The next ten-step, ten-minute yoga exercise consists of a slower flow that focuses on the connection between breath and movement. If you are very tired, go to step 10 and concentrate on Ujjayi Pranayama for 10 minutes!

1. Set the intention to flow with the breath.

It can be a word or a mantra. Simply breathing the word/mantra into the body and breathing it out into the space around it cultivates positive energy for the exercise.

2. Sit in a comfortable position, so that your knees are below your hips.

You can do it in cross-legged, half-ligus or full-ligus.
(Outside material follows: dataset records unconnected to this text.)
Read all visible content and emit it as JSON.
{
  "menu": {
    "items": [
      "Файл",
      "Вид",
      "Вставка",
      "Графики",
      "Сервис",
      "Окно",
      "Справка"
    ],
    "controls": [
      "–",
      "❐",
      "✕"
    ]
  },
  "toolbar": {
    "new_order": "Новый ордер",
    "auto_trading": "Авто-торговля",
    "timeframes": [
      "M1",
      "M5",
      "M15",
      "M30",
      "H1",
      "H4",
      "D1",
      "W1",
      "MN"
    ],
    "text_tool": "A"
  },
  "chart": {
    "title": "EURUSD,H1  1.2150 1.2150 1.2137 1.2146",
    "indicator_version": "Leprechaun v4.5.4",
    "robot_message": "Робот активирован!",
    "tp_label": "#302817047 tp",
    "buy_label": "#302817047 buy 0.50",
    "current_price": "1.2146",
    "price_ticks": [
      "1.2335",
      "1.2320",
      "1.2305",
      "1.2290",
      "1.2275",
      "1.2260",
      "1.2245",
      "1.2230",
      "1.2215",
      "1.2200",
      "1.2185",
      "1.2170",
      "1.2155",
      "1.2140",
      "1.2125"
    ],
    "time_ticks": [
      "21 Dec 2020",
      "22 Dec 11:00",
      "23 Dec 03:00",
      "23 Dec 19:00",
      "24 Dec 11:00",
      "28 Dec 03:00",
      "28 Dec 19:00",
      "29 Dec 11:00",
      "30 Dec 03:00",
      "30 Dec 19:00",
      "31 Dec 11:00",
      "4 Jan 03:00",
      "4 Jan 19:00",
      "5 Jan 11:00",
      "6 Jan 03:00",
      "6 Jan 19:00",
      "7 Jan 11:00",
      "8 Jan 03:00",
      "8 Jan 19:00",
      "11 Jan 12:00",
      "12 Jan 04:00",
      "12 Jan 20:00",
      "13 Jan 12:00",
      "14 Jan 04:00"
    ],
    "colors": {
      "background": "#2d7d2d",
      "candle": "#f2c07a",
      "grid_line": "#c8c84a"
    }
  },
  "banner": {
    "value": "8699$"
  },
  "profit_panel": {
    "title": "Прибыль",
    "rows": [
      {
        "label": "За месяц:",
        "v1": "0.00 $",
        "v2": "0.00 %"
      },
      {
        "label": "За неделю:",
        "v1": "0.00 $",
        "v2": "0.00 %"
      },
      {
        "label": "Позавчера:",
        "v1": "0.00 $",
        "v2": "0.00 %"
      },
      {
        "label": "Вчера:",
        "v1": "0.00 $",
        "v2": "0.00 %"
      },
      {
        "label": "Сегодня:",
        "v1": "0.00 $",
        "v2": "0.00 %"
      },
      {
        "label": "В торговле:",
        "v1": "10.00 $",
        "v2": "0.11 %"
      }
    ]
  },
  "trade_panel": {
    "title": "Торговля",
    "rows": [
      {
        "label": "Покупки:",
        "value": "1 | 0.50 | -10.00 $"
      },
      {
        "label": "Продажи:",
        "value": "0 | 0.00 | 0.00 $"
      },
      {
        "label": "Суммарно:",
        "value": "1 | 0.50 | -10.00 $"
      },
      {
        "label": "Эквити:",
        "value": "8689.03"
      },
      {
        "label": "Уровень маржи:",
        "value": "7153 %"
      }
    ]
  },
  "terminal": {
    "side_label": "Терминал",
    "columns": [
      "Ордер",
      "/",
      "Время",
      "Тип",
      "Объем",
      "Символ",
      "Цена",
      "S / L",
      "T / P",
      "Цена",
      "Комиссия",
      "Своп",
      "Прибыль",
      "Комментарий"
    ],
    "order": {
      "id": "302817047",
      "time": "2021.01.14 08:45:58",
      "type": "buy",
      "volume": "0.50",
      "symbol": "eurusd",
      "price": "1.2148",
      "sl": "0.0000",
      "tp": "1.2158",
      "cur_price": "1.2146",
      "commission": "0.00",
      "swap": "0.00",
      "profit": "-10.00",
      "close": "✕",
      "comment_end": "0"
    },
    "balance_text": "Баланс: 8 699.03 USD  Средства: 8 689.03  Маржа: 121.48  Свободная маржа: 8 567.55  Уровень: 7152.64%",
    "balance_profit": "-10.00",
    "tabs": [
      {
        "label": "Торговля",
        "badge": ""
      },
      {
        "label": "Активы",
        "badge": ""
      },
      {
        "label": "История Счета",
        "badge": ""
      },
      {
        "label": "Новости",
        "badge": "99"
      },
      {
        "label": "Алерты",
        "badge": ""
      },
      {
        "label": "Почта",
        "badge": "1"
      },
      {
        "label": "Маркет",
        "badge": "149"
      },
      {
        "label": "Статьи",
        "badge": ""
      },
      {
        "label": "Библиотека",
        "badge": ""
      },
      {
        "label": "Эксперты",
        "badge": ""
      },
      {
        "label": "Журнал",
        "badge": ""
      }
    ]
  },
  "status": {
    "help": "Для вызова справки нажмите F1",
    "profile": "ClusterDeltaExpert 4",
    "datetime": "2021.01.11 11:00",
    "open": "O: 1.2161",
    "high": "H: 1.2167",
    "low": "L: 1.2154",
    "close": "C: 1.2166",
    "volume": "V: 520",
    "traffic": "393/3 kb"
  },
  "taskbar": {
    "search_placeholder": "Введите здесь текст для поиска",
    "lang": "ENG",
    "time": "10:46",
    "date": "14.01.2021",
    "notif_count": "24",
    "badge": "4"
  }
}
In a sitting position, without adjustment or evaluation, observe the first 3-4 breaths, then bring the right hand to the face for 6-7 rounds of Nadi Shoddan Pranayama.

3. Use Ujjayi Pranayama for the rest of the exercise.

Slowly stand on the left leg and bring the right leg into tree pose (Vrkshasana) for 5-6 breaths. You can also try closing your eyes to enhance the psychological challenge of balance and calm.

4. Move the right foot so that the ankle is resting slightly on the left thigh.

Once you have done this, lower your hips back into the standing 4 pose for 5-6 breaths, then go to option a or b :

  • a) bend your left supporting leg, place your hands on the mat, use your triceps to support your right shin and float into the flying pigeon pose (Eka Pada Galavasana) for 3-4 breaths or
  • b) Move the right ankle to the left thigh ankle in half-lotus pose for 3-4 breaths.

5a. (Option A) From the flying pigeon position, hold the hands in the chaturanga position.

Hold this position while your head slowly lowers and touches the floor, lift both feet to do a headstand (Sirsasana) for 3-4 breaths.

5b. (Option B) From the half-ligus position, stand on your toes.

From the half-ligus position, begin to bend the left leg you are supporting so that the thighs are above the left ankle to perform the pose for 3-4 breaths.

6. (Option A) From pear tree to mountain.

From the head position, slowly lower your body into the child’s pose (bakasana) and stay there for two long, slow breaths. Then jump or hold the mountain pose (tadasana).

7. (Option B) From laying the Condition to laying the Mountain.

Slowly rise from the toe position, spread your right leg and assume mountain pose (tadasana); repeat steps 3-7 on the other side.

8. Drive from the mountain to the chair.

After staying in the mountain pose (Tadasana), slowly begin to sit in the chair pose (Utkatasana) and stay there for 2 or 3 breaths.

9. Lower to boat position.

From the chair pose, pull the hips back and lower them to the ground in boat pose (Navasana) for 2-3 breaths.

10. Release.

Finally, lower your entire body onto the Savasana mat.

How do you practice yoga and pranayama when you want to release stress and clear your mind? Share your ideas with the community below! Ten minutes of daily yoga practice isn’t as hard as you think. In fact, it’s actually pretty easy to squeeze in at least a few minutes while you’re brushing your teeth, eating breakfast, or taking a break at work. And if you schedule it during the day, it’s even easier to fit in. But if you want to start a yoga practice that you can stick with, it’s important to find a time and place where you can practice without distractions. While some people enjoy the peace of practice inside their own homes, others have found that it’s easier to focus on the practice in a quiet, well-lit area.